Sonucum şu ki hayvanın hayvanlığını insanın insanlığını unutmayın diyen bir öykü toplumun bir kesiminin hem de büyük bir kesiminin jakobence dışlanmasının gerekliliğine örnek gösterilmiş...

 

Hayır; bu değil!!!

 

Türkiye bunun sıkıntısını yeterince çekiyor zaten... :excl:

 

:zorro:

Gönderi tarihi:

MUTAVİN nedir bilen var mı?

HALKIN ŞERİAT KURALARINA GÖRE UYGUN YAŞAYIP YAŞAMADIĞINI.!KONTROL EDEN AHLAK POLİSİNE VERİLEN ADDIR.
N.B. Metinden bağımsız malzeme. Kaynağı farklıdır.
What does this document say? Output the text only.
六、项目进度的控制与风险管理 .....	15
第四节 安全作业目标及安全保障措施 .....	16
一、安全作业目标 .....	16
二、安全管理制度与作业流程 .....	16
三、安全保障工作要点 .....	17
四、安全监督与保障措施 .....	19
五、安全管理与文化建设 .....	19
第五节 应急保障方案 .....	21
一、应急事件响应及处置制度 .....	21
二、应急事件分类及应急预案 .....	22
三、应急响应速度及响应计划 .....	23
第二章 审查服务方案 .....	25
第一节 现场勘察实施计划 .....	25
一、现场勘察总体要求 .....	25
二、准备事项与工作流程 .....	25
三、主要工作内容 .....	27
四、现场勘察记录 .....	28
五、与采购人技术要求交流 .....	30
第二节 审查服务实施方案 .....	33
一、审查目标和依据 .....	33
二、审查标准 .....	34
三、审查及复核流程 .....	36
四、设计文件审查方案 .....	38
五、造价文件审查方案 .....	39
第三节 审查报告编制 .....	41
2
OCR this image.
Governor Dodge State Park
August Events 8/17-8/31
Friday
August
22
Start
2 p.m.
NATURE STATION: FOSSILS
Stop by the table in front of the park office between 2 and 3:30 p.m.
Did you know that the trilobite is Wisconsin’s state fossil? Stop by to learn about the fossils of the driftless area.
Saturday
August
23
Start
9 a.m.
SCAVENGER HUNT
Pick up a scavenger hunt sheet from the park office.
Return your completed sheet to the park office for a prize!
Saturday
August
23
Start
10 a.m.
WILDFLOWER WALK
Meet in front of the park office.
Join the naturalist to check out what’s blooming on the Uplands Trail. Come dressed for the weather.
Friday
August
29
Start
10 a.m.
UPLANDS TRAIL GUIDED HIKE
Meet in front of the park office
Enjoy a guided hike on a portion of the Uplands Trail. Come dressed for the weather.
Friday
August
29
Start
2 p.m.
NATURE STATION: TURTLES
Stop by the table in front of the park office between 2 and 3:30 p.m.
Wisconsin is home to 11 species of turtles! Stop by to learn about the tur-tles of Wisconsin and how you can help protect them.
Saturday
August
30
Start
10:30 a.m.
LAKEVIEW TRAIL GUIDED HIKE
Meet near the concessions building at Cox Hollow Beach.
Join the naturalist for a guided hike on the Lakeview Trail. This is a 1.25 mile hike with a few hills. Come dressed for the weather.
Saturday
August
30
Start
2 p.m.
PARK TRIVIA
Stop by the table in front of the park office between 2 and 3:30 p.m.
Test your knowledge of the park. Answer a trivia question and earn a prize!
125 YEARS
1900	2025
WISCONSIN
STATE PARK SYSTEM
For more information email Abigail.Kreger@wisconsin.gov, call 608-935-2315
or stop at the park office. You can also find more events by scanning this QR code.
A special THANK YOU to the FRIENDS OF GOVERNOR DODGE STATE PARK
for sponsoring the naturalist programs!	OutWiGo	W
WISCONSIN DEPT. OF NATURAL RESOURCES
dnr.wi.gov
S.arabistan da bunlardan 5000 tane var...ne işe mi yarıyor;!?

Suudi Arabistan'da kadınların akrabası olmayan erkeklerle gezmek için bir erkek vasisinin yazılı iznini yanında bulundurması gerekiyor. Ülkede sayıları 5 bini bulan ve halkın şeriat kurallarına uygun yaşayıp yaşamadığını kontrol eden "Mutavin" adlı din polisleri, özellikle kadınlar üzerinde büyük bir baskıya sahip.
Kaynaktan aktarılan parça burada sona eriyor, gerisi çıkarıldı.